Adversarial evasion of steganalysis¶

Modern steganalysis uses machine learning classifiers trained on known steganographic algorithms. Given a large set of clean images and stego images produced by a known tool (steghide, F5, JSteg), a classifier learns to distinguish them with high accuracy. SRNet and EfficientNet-based detectors trained this way achieve over 90% accuracy against the tools they were trained on.

The weakness is the phrase “the tools they were trained on”. A detector trained on steghide detects steghide. It does not reliably detect a novel embedding algorithm, and it does not detect embedding that was explicitly optimised to fool it.

Training against detectors¶

The principle is straightforward: if the detector is differentiable (or can be approximated as such), the encoder can be trained to minimise the detector’s confidence score alongside the other objectives (imperceptibility, payload recovery).

The standard approach in research (Volkhonskiy et al., Tang et al., Shi et al.) is to add the detector as an adversary during encoder training:

loss = payload_recovery_loss + lambda1 * perceptual_loss + lambda2 * detector_loss

where detector_loss is the cross-entropy of the detector’s prediction on the encoder output. Minimising it pushes the encoder to produce stego images the detector classifies as clean.

After training, the encoder produces images that fool that specific detector. The catch is that a different detector trained on the resulting images will eventually catch them. The defence has to retrain; the attack has to retrain. This is the arms race.

Practical approach: target the deployed detector¶

Most organisations do not run cutting-edge research classifiers. They run commodity tools: stegdetect, Aletheia with default models, or commercial products based on SRM features.
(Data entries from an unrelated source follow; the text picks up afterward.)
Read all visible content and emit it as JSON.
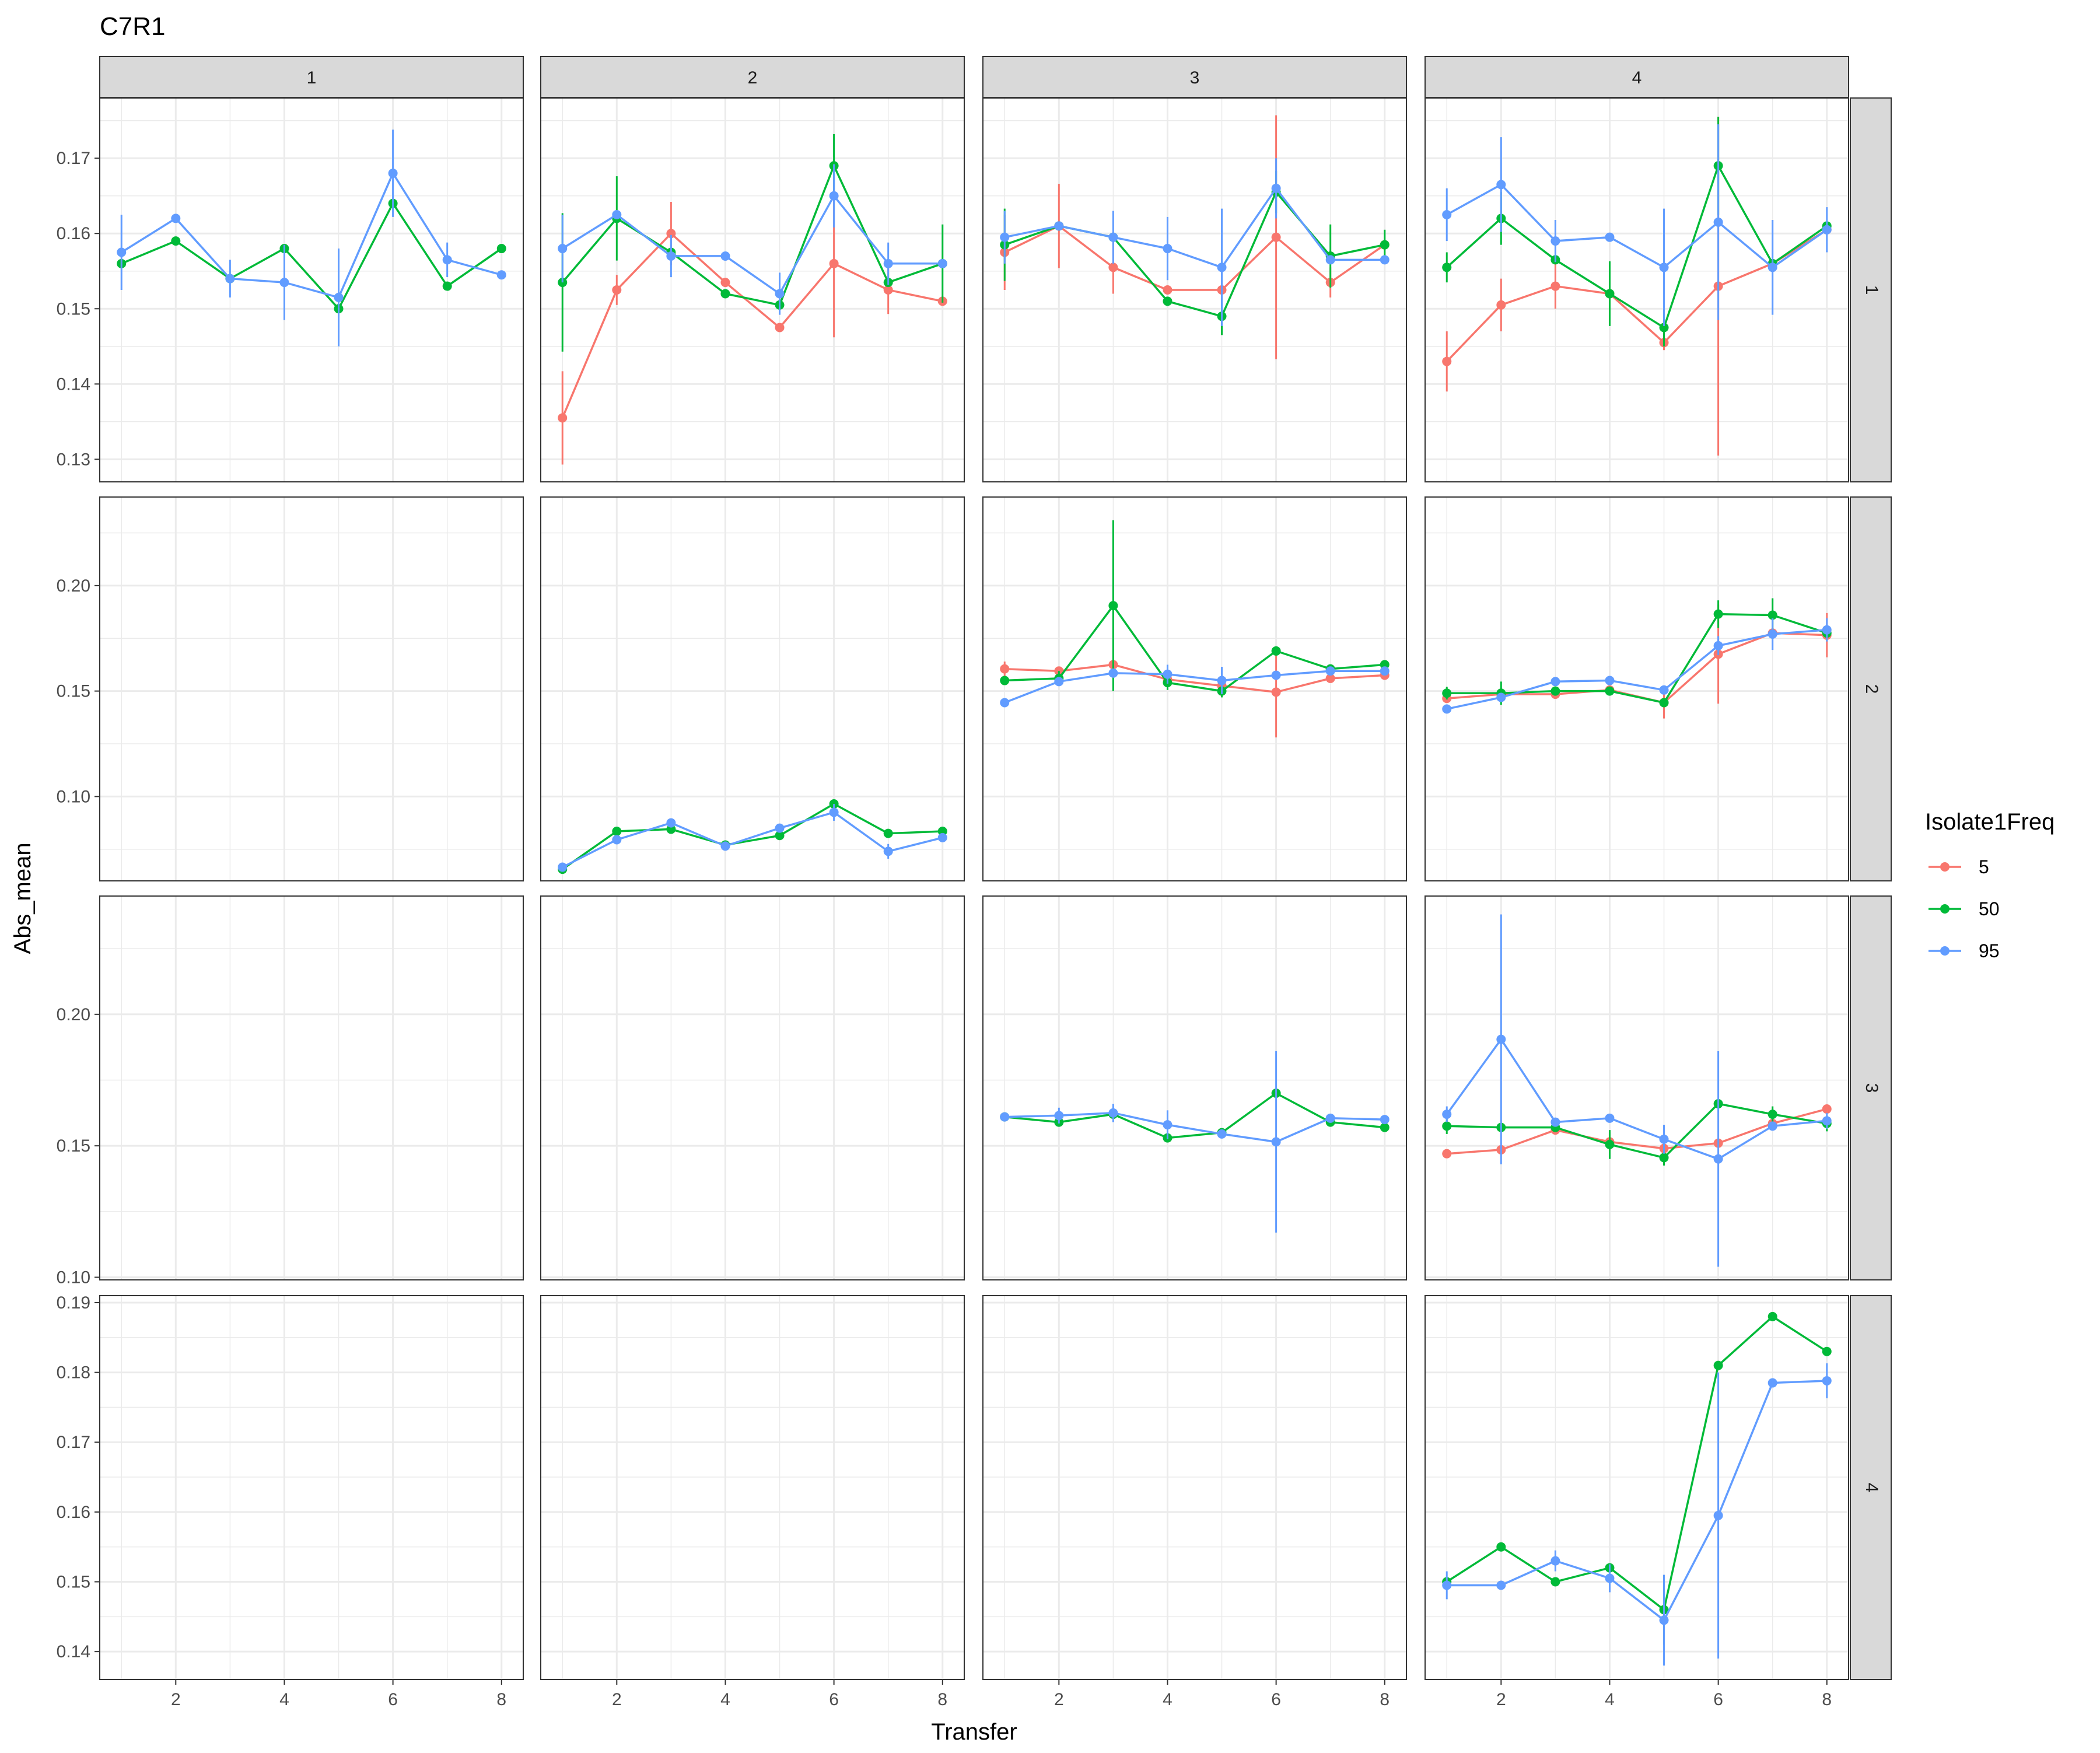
{
  "chart_data": {
    "type": "line",
    "title": "C7R1",
    "xlabel": "Transfer",
    "ylabel": "Abs_mean",
    "legend": {
      "title": "Isolate1Freq",
      "position": "right",
      "entries": [
        "5",
        "50",
        "95"
      ]
    },
    "colors": {
      "5": "#F8766D",
      "50": "#00BA38",
      "95": "#619CFF"
    },
    "strip_bg": "#D9D9D9",
    "grid": true,
    "col_strips": [
      "1",
      "2",
      "3",
      "4"
    ],
    "row_strips": [
      "1",
      "2",
      "3",
      "4"
    ],
    "xlim": [
      0.6,
      8.4
    ],
    "x_ticks": [
      2,
      4,
      6,
      8
    ],
    "x_tick_labels": [
      "2",
      "4",
      "6",
      "8"
    ],
    "rows": [
      {
        "ylim": [
          0.127,
          0.178
        ],
        "y_ticks": [
          0.13,
          0.14,
          0.15,
          0.16,
          0.17
        ],
        "y_tick_labels": [
          "0.13",
          "0.14",
          "0.15",
          "0.16",
          "0.17"
        ]
      },
      {
        "ylim": [
          0.06,
          0.242
        ],
        "y_ticks": [
          0.1,
          0.15,
          0.2
        ],
        "y_tick_labels": [
          "0.10",
          "0.15",
          "0.20"
        ]
      },
      {
        "ylim": [
          0.099,
          0.245
        ],
        "y_ticks": [
          0.1,
          0.15,
          0.2
        ],
        "y_tick_labels": [
          "0.10",
          "0.15",
          "0.20"
        ]
      },
      {
        "ylim": [
          0.136,
          0.191
        ],
        "y_ticks": [
          0.14,
          0.15,
          0.16,
          0.17,
          0.18,
          0.19
        ],
        "y_tick_labels": [
          "0.14",
          "0.15",
          "0.16",
          "0.17",
          "0.18",
          "0.19"
        ]
      }
    ],
    "panels": [
      {
        "row": "1",
        "col": "1",
        "series": [
          {
            "name": "50",
            "x": [
              1,
              2,
              3,
              4,
              5,
              6,
              7,
              8
            ],
            "y": [
              0.156,
              0.159,
              0.154,
              0.158,
              0.15,
              0.164,
              0.153,
              0.158
            ],
            "err": [
              0,
              0,
              0,
              0,
              0,
              0,
              0,
              0
            ]
          },
          {
            "name": "95",
            "x": [
              1,
              2,
              3,
              4,
              5,
              6,
              7,
              8
            ],
            "y": [
              0.1575,
              0.162,
              0.154,
              0.1535,
              0.1515,
              0.168,
              0.1565,
              0.1545
            ],
            "err": [
              0.005,
              0,
              0.0025,
              0.005,
              0.0065,
              0.0058,
              0.0023,
              0
            ]
          }
        ]
      },
      {
        "row": "1",
        "col": "2",
        "series": [
          {
            "name": "5",
            "x": [
              1,
              2,
              3,
              4,
              5,
              6,
              7,
              8
            ],
            "y": [
              0.1355,
              0.1525,
              0.16,
              0.1535,
              0.1475,
              0.156,
              0.1525,
              0.151
            ],
            "err": [
              0.0062,
              0.002,
              0.0042,
              0,
              0,
              0.0098,
              0.0032,
              0
            ]
          },
          {
            "name": "50",
            "x": [
              1,
              2,
              3,
              4,
              5,
              6,
              7,
              8
            ],
            "y": [
              0.1535,
              0.162,
              0.1575,
              0.152,
              0.1505,
              0.169,
              0.1535,
              0.156
            ],
            "err": [
              0.0092,
              0.0056,
              0,
              0,
              0,
              0.0042,
              0,
              0.0052
            ]
          },
          {
            "name": "95",
            "x": [
              1,
              2,
              3,
              4,
              5,
              6,
              7,
              8
            ],
            "y": [
              0.158,
              0.1625,
              0.157,
              0.157,
              0.152,
              0.165,
              0.156,
              0.156
            ],
            "err": [
              0.0045,
              0,
              0.0028,
              0,
              0.0028,
              0.0042,
              0.0028,
              0
            ]
          }
        ]
      },
      {
        "row": "1",
        "col": "3",
        "series": [
          {
            "name": "5",
            "x": [
              1,
              2,
              3,
              4,
              5,
              6,
              7,
              8
            ],
            "y": [
              0.1575,
              0.161,
              0.1555,
              0.1525,
              0.1525,
              0.1595,
              0.1535,
              0.1585
            ],
            "err": [
              0.005,
              0.0056,
              0.0035,
              0,
              0,
              0.0162,
              0.002,
              0
            ]
          },
          {
            "name": "50",
            "x": [
              1,
              2,
              3,
              4,
              5,
              6,
              7,
              8
            ],
            "y": [
              0.1585,
              0.161,
              0.1595,
              0.151,
              0.149,
              0.1655,
              0.157,
              0.1585
            ],
            "err": [
              0.0048,
              0,
              0,
              0,
              0.0025,
              0.0028,
              0.0042,
              0.002
            ]
          },
          {
            "name": "95",
            "x": [
              1,
              2,
              3,
              4,
              5,
              6,
              7,
              8
            ],
            "y": [
              0.1595,
              0.161,
              0.1595,
              0.158,
              0.1555,
              0.166,
              0.1565,
              0.1565
            ],
            "err": [
              0.0035,
              0,
              0.0035,
              0.0042,
              0.0078,
              0.004,
              0,
              0
            ]
          }
        ]
      },
      {
        "row": "1",
        "col": "4",
        "series": [
          {
            "name": "5",
            "x": [
              1,
              2,
              3,
              4,
              5,
              6,
              7,
              8
            ],
            "y": [
              0.143,
              0.1505,
              0.153,
              0.152,
              0.1455,
              0.153,
              0.156,
              0.1605
            ],
            "err": [
              0.004,
              0.0035,
              0.003,
              0,
              0.001,
              0.0225,
              0,
              0
            ]
          },
          {
            "name": "50",
            "x": [
              1,
              2,
              3,
              4,
              5,
              6,
              7,
              8
            ],
            "y": [
              0.1555,
              0.162,
              0.1565,
              0.152,
              0.1475,
              0.169,
              0.156,
              0.161
            ],
            "err": [
              0.002,
              0.0035,
              0,
              0.0043,
              0.0025,
              0.0065,
              0,
              0
            ]
          },
          {
            "name": "95",
            "x": [
              1,
              2,
              3,
              4,
              5,
              6,
              7,
              8
            ],
            "y": [
              0.1625,
              0.1665,
              0.159,
              0.1595,
              0.1555,
              0.1615,
              0.1555,
              0.1605
            ],
            "err": [
              0.0035,
              0.0063,
              0.0028,
              0,
              0.0078,
              0.013,
              0.0063,
              0.003
            ]
          }
        ]
      },
      {
        "row": "2",
        "col": "1",
        "series": []
      },
      {
        "row": "2",
        "col": "2",
        "series": [
          {
            "name": "50",
            "x": [
              1,
              2,
              3,
              4,
              5,
              6,
              7,
              8
            ],
            "y": [
              0.0655,
              0.0835,
              0.0845,
              0.077,
              0.0815,
              0.0965,
              0.0825,
              0.0835
            ],
            "err": [
              0,
              0,
              0,
              0,
              0,
              0,
              0,
              0
            ]
          },
          {
            "name": "95",
            "x": [
              1,
              2,
              3,
              4,
              5,
              6,
              7,
              8
            ],
            "y": [
              0.0665,
              0.0795,
              0.0875,
              0.0765,
              0.085,
              0.0925,
              0.074,
              0.0805
            ],
            "err": [
              0,
              0,
              0,
              0,
              0,
              0.004,
              0.0035,
              0
            ]
          }
        ]
      },
      {
        "row": "2",
        "col": "3",
        "series": [
          {
            "name": "5",
            "x": [
              1,
              2,
              3,
              4,
              5,
              6,
              7,
              8
            ],
            "y": [
              0.1605,
              0.1595,
              0.1625,
              0.1555,
              0.1525,
              0.1495,
              0.156,
              0.1575
            ],
            "err": [
              0.0035,
              0,
              0,
              0,
              0,
              0.0215,
              0,
              0
            ]
          },
          {
            "name": "50",
            "x": [
              1,
              2,
              3,
              4,
              5,
              6,
              7,
              8
            ],
            "y": [
              0.155,
              0.156,
              0.1905,
              0.154,
              0.15,
              0.169,
              0.1605,
              0.1625
            ],
            "err": [
              0,
              0.0035,
              0.0405,
              0.0035,
              0.003,
              0,
              0,
              0
            ]
          },
          {
            "name": "95",
            "x": [
              1,
              2,
              3,
              4,
              5,
              6,
              7,
              8
            ],
            "y": [
              0.1445,
              0.1545,
              0.1585,
              0.158,
              0.155,
              0.1575,
              0.1595,
              0.1595
            ],
            "err": [
              0,
              0,
              0,
              0.0045,
              0.0065,
              0,
              0,
              0
            ]
          }
        ]
      },
      {
        "row": "2",
        "col": "4",
        "series": [
          {
            "name": "5",
            "x": [
              1,
              2,
              3,
              4,
              5,
              6,
              7,
              8
            ],
            "y": [
              0.1465,
              0.1485,
              0.1485,
              0.1505,
              0.1445,
              0.1675,
              0.1775,
              0.1765
            ],
            "err": [
              0,
              0,
              0,
              0,
              0.0075,
              0.0235,
              0,
              0.0105
            ]
          },
          {
            "name": "50",
            "x": [
              1,
              2,
              3,
              4,
              5,
              6,
              7,
              8
            ],
            "y": [
              0.149,
              0.149,
              0.15,
              0.15,
              0.1445,
              0.1865,
              0.186,
              0.1775
            ],
            "err": [
              0.003,
              0.0055,
              0,
              0,
              0,
              0.0065,
              0.008,
              0
            ]
          },
          {
            "name": "95",
            "x": [
              1,
              2,
              3,
              4,
              5,
              6,
              7,
              8
            ],
            "y": [
              0.1415,
              0.147,
              0.1545,
              0.155,
              0.1505,
              0.1715,
              0.177,
              0.179
            ],
            "err": [
              0,
              0,
              0,
              0,
              0,
              0.0045,
              0.0075,
              0.0055
            ]
          }
        ]
      },
      {
        "row": "3",
        "col": "1",
        "series": []
      },
      {
        "row": "3",
        "col": "2",
        "series": []
      },
      {
        "row": "3",
        "col": "3",
        "series": [
          {
            "name": "50",
            "x": [
              1,
              2,
              3,
              4,
              5,
              6,
              7,
              8
            ],
            "y": [
              0.161,
              0.159,
              0.162,
              0.153,
              0.155,
              0.17,
              0.159,
              0.157
            ],
            "err": [
              0,
              0,
              0,
              0,
              0,
              0,
              0,
              0
            ]
          },
          {
            "name": "95",
            "x": [
              1,
              2,
              3,
              4,
              5,
              6,
              7,
              8
            ],
            "y": [
              0.161,
              0.1615,
              0.1625,
              0.158,
              0.1545,
              0.1515,
              0.1605,
              0.16
            ],
            "err": [
              0,
              0.003,
              0.0035,
              0.0055,
              0,
              0.0345,
              0,
              0
            ]
          }
        ]
      },
      {
        "row": "3",
        "col": "4",
        "series": [
          {
            "name": "5",
            "x": [
              1,
              2,
              3,
              4,
              5,
              6,
              7,
              8
            ],
            "y": [
              0.147,
              0.1485,
              0.156,
              0.1515,
              0.149,
              0.151,
              0.1585,
              0.164
            ],
            "err": [
              0,
              0,
              0,
              0.0035,
              0,
              0,
              0,
              0
            ]
          },
          {
            "name": "50",
            "x": [
              1,
              2,
              3,
              4,
              5,
              6,
              7,
              8
            ],
            "y": [
              0.1575,
              0.157,
              0.157,
              0.1505,
              0.1455,
              0.166,
              0.162,
              0.1585
            ],
            "err": [
              0.003,
              0,
              0,
              0.0055,
              0.003,
              0,
              0.003,
              0.003
            ]
          },
          {
            "name": "95",
            "x": [
              1,
              2,
              3,
              4,
              5,
              6,
              7,
              8
            ],
            "y": [
              0.162,
              0.1905,
              0.159,
              0.1605,
              0.1525,
              0.145,
              0.1575,
              0.1595
            ],
            "err": [
              0.003,
              0.0475,
              0,
              0,
              0.0055,
              0.041,
              0,
              0.003
            ]
          }
        ]
      },
      {
        "row": "4",
        "col": "1",
        "series": []
      },
      {
        "row": "4",
        "col": "2",
        "series": []
      },
      {
        "row": "4",
        "col": "3",
        "series": []
      },
      {
        "row": "4",
        "col": "4",
        "series": [
          {
            "name": "50",
            "x": [
              1,
              2,
              3,
              4,
              5,
              6,
              7,
              8
            ],
            "y": [
              0.15,
              0.155,
              0.15,
              0.152,
              0.146,
              0.181,
              0.188,
              0.183
            ],
            "err": [
              0,
              0,
              0,
              0,
              0.005,
              0,
              0,
              0
            ]
          },
          {
            "name": "95",
            "x": [
              1,
              2,
              3,
              4,
              5,
              6,
              7,
              8
            ],
            "y": [
              0.1495,
              0.1495,
              0.153,
              0.1505,
              0.1445,
              0.1595,
              0.1785,
              0.1788
            ],
            "err": [
              0.002,
              0,
              0.0015,
              0.002,
              0.0065,
              0.0205,
              0,
              0.0025
            ]
          }
        ]
      }
    ]
  }
}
The practical evasion approach is:

Identify which tool or class of tool the target environment is likely to run.
Obtain or replicate it.
Test your chosen embedding method against it.
If the tool flags the output, adjust the embedding parameters or switch to a method the tool was not trained on.

Most classical tools fail against neural embedding by default, because their training data did not include neural stego images. Running your payload through HiDDeN or SteganoGAN and then testing with stegdetect will usually show clean results, not because you broke the detector, but because it was never trained for that type of embedding.

Defeating SRM-based detectors¶

Spatial Rich Model (SRM) features are the basis for most classical learned steganalysis. They measure high-order statistics of prediction residuals. The key insight for evasion is that SRM features are computed in the spatial domain using fixed filter kernels. Embedding that distributes changes into the DCT frequency domain (as in JPEG steganography) partially evades SRM-based detectors trained on spatial LSB changes.

For JPEG-based delivery:

f5 -e payload.txt -p password cover.jpg stego.jpg

F5 uses matrix encoding to reduce the number of DCT coefficient changes per bit embedded, minimising the statistical footprint. Against a spatial SRM classifier, F5-embedded images score lower suspicion than LSB-modified images at equivalent payload capacity.

Testing your output¶

Before using any embedding method operationally, test it against the most capable freely available detector:

pip install aletheia
aletheia auto-test --image stego.png

Aletheia’s auto-test command runs the image against multiple trained models and reports detection probability for each. An image flagged by none of the default models is not provably undetectable; it means the embedding does not match any training distribution the tool knows about. That is still operationally useful.

For a more targeted test, run against the specific algorithm you are trying to evade:

aletheia srnet-predict --image stego.png --model srnet-model-alaska2.pkl

If the score is above 0.5 (indicating stego content), change the embedding parameters (lower the payload density, change the cover image, or switch to a different tool) and test again.

Cover image selection¶

Detectors are less effective on high-activity image regions (textured areas, foliage, fabric) than on smooth regions (sky, skin, flat backgrounds). Embedding into high-activity covers at low payload density is harder to detect than embedding into smooth covers at high density.

For operational use, select cover images with high spatial frequency content. Avoid synthetic images with large uniform regions. Natural photographs of outdoor scenes, crowds, or textured objects are better covers than product shots or illustrations.

Counter moves¶

Adversarial evasion tunes the embedding to slip past statistical steganalysis. Updated detectors, re-encoding carriers in transit, and disallowing unexpected file types raise the cost. Both defensive views apply, in the blue notes on plausibility as cover and watching the exits.